Other patients are housed in Tarara, an aging beachfront resort several miles east of Havana that is being spruced up and expanded with Venezuelan cash.

The eye operations are performed at more than a dozen facilities, including Havana's Ramon Pando Ferrer Eye Hospital. There, on a recent day, several dozen patients sat in rows of green lounge chairs as a nurse called them one by one to begin treatment.

"I am not nervous at all," said Carlos Sanchez, a 51-year-old Venezuelan laborer who was among the patients awaiting surgery. "I can see a little, but I really want to see better. It will help me with my work."

But the logistics of managing such a large operation have led to glitches as some patients complain of being stranded for weeks in Cuba awaiting a flight home.

At least one nurse involved in the eye operations said Cuban physicians are sacrificing quality for quantity as they hurry to complete as many operations as possible.
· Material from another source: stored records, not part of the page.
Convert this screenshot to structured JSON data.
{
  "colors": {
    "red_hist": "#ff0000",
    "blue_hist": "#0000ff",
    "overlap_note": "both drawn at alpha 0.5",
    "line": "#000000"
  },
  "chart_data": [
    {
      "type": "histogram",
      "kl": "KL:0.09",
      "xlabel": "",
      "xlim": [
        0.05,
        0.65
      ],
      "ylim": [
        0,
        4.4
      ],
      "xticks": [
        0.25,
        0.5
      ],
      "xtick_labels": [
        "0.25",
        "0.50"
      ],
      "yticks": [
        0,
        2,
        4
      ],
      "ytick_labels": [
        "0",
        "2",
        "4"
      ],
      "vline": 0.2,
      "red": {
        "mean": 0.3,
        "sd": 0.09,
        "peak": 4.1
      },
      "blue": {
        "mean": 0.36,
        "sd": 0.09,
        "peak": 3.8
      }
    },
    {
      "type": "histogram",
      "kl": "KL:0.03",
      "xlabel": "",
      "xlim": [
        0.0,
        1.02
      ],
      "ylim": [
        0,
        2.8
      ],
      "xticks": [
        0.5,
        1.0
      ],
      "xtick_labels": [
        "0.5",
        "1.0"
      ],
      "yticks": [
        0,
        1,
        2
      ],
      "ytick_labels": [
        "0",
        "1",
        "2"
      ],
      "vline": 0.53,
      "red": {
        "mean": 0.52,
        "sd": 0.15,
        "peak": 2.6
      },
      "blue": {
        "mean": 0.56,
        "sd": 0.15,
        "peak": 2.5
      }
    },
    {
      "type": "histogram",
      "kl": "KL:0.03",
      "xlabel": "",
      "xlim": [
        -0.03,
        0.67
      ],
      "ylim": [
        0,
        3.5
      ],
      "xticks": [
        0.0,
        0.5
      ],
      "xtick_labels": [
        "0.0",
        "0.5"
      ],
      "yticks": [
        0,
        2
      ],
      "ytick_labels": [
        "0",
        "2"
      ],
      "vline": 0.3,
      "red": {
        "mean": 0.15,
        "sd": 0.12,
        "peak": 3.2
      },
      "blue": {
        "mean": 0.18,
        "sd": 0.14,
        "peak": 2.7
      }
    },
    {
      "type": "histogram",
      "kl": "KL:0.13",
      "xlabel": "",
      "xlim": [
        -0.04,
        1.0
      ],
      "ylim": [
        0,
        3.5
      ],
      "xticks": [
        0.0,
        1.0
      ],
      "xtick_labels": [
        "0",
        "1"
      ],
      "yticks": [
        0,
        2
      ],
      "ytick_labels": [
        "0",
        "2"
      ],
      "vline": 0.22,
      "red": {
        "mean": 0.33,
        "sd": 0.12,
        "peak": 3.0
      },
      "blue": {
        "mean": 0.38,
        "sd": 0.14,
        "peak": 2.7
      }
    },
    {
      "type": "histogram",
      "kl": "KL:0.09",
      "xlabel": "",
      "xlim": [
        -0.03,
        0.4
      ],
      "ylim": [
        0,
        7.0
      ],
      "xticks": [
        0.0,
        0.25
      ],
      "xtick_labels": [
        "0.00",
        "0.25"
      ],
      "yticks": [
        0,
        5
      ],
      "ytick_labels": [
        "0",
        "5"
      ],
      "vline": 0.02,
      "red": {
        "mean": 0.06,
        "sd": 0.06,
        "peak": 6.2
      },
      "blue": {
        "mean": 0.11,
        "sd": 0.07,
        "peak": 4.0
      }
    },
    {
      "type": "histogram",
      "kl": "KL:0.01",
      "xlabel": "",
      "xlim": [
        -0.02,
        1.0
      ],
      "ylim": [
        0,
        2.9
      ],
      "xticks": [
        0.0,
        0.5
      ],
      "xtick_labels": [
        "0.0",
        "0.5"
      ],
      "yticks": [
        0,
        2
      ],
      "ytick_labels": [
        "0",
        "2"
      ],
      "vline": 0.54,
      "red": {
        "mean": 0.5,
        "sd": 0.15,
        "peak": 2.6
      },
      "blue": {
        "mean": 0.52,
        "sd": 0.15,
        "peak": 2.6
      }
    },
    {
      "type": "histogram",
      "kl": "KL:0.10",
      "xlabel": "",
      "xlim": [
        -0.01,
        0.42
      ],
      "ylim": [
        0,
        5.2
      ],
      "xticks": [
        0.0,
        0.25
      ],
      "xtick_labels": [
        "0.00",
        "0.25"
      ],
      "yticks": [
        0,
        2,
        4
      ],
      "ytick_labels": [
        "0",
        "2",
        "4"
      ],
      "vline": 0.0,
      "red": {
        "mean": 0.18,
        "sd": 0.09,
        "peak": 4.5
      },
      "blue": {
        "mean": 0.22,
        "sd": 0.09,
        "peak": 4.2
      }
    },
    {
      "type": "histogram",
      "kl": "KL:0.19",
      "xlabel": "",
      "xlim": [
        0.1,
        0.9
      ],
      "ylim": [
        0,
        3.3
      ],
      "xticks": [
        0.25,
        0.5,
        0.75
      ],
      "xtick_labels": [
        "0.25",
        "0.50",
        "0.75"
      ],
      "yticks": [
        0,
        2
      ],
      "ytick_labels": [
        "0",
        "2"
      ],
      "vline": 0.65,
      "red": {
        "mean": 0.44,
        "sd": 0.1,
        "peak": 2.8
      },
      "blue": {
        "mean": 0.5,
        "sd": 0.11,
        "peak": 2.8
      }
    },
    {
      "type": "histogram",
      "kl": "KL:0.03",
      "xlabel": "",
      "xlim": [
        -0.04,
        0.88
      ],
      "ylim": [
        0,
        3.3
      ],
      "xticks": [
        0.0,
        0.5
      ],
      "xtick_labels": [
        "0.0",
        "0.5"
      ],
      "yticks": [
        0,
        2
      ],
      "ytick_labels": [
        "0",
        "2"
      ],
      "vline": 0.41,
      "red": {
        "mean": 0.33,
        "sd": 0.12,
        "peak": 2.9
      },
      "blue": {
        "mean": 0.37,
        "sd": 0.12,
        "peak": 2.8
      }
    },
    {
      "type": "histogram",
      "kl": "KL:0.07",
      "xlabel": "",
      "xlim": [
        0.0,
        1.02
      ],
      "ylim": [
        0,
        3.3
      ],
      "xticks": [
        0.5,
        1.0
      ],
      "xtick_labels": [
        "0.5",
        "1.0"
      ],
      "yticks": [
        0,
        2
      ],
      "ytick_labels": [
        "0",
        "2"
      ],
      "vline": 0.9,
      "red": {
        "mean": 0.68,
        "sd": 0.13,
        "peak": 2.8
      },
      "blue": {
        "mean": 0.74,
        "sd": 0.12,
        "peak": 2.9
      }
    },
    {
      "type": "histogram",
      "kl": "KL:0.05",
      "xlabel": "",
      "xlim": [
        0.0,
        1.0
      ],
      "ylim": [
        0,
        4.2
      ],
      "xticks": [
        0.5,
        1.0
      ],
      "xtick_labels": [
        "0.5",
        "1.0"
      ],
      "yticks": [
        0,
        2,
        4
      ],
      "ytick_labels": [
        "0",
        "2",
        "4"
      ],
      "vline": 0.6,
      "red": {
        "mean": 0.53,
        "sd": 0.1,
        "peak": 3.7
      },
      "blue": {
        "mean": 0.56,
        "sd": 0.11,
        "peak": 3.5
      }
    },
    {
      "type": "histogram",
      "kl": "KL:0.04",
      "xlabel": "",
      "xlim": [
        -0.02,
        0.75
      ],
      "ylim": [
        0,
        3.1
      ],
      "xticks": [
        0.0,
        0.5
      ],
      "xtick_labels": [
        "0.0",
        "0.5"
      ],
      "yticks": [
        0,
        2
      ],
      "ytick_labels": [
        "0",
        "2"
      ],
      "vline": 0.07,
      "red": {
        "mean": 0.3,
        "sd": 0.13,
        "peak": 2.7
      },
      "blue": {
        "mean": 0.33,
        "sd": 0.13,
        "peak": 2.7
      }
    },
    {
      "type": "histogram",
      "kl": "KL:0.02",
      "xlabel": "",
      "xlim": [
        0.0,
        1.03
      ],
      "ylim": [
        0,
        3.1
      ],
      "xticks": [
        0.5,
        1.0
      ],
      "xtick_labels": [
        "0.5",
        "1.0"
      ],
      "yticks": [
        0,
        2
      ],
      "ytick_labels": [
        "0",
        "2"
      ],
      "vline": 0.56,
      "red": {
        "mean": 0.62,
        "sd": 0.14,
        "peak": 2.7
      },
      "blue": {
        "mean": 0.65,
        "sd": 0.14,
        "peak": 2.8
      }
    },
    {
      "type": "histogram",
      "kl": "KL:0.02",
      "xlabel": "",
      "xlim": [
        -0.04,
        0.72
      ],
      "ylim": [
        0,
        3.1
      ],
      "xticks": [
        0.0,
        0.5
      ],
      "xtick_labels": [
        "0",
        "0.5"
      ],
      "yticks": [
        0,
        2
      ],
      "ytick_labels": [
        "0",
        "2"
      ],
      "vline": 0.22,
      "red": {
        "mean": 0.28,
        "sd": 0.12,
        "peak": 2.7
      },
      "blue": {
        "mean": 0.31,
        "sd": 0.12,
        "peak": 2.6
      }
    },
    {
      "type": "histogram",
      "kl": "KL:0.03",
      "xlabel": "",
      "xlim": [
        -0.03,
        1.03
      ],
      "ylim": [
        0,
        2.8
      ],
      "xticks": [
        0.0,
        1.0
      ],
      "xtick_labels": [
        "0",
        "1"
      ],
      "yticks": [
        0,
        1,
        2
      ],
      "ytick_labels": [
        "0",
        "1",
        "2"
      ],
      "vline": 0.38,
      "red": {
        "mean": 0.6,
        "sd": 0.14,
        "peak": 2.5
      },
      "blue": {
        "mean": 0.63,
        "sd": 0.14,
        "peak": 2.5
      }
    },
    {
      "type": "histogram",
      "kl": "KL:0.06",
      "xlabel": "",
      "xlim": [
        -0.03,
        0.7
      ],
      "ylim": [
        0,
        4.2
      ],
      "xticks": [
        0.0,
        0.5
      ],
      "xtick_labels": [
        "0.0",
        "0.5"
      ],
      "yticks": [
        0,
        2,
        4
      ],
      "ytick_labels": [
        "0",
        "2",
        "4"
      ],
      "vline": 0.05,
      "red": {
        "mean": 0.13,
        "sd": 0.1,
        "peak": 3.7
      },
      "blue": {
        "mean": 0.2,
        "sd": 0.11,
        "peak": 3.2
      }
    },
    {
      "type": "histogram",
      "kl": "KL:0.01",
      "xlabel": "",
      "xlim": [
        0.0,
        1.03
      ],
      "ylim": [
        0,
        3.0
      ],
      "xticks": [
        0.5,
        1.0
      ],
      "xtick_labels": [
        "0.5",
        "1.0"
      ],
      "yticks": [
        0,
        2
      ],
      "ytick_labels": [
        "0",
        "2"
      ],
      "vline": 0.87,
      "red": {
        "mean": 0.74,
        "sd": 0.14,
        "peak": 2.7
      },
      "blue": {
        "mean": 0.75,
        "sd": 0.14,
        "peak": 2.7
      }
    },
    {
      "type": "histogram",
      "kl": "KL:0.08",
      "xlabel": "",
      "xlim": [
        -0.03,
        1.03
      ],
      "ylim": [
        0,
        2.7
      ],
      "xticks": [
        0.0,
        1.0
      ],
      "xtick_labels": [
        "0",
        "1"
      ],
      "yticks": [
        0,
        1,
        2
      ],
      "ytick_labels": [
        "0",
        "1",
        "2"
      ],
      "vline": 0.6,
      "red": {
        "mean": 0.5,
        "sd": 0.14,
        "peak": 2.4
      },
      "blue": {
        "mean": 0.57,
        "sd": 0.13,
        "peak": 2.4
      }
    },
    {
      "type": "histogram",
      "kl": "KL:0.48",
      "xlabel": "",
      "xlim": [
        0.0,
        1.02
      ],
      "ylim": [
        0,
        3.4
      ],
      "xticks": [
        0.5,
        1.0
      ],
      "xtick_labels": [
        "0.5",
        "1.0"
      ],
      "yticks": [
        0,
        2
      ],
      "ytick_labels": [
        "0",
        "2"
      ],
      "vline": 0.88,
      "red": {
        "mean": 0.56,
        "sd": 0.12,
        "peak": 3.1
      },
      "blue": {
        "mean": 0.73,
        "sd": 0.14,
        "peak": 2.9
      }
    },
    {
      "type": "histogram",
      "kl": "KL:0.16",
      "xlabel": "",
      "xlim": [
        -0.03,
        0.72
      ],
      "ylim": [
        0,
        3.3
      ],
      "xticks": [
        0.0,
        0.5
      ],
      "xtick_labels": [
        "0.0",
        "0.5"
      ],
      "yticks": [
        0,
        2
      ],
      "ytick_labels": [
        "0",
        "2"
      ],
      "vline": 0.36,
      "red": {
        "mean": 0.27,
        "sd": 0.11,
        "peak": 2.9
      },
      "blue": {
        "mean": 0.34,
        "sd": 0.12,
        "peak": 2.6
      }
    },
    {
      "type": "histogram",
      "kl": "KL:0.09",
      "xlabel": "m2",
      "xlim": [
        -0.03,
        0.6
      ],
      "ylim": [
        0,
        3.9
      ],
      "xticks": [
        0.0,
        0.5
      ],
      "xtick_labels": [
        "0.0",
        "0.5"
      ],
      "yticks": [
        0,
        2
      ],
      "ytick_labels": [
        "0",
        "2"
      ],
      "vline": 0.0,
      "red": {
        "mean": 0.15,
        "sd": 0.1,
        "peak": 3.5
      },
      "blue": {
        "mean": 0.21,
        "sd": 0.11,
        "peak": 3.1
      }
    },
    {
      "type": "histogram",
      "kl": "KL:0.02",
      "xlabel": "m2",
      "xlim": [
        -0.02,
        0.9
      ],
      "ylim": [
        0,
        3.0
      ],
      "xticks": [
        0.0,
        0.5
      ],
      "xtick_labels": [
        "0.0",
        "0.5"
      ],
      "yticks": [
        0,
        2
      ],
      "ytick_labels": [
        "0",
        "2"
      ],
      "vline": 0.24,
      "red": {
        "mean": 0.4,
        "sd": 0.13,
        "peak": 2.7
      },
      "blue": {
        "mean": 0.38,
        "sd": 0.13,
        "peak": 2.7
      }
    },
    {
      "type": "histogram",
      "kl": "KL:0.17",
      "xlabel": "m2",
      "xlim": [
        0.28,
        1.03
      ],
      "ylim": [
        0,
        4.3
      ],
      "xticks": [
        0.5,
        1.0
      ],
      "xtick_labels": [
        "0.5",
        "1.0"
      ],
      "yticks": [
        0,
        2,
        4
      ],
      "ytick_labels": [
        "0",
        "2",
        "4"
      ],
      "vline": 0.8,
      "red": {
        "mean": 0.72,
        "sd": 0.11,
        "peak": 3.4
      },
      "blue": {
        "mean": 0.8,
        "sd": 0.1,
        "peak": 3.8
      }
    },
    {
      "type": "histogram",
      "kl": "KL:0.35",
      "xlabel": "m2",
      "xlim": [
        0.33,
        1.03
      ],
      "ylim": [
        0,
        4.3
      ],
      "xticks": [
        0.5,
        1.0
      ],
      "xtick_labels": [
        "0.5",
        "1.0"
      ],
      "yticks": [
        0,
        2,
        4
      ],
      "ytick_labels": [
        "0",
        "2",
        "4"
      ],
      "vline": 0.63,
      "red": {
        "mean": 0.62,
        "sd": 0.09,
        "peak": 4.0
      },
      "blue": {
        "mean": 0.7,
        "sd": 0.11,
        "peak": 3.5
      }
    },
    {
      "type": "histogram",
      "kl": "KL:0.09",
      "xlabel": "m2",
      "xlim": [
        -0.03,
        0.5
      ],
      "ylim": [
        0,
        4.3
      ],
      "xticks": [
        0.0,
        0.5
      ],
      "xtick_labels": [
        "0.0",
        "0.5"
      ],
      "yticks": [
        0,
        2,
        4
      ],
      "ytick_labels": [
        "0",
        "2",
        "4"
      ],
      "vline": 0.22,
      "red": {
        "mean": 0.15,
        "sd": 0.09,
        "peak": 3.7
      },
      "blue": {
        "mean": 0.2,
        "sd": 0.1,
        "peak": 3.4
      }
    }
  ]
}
The nurse said the number of eye operations at her hospital has soared from about 15 to more than 120 daily, and many patients fail to receive important preoperative tests, she said. The surgeries are performed round-the-clock.

"Nobody is in agreement with this, but they say that you have to do it without discussion," the nurse said. "The patients are being mistreated."

Cuban officials did not respond to interview requests, but one ophthalmologist said that despite exhaustion and feelings of being pressured, great care is taken with each patient.

"We are in a rush. That's true," the doctor said. "But you never sacrifice quality. There are blind people who would never see again and now they can see."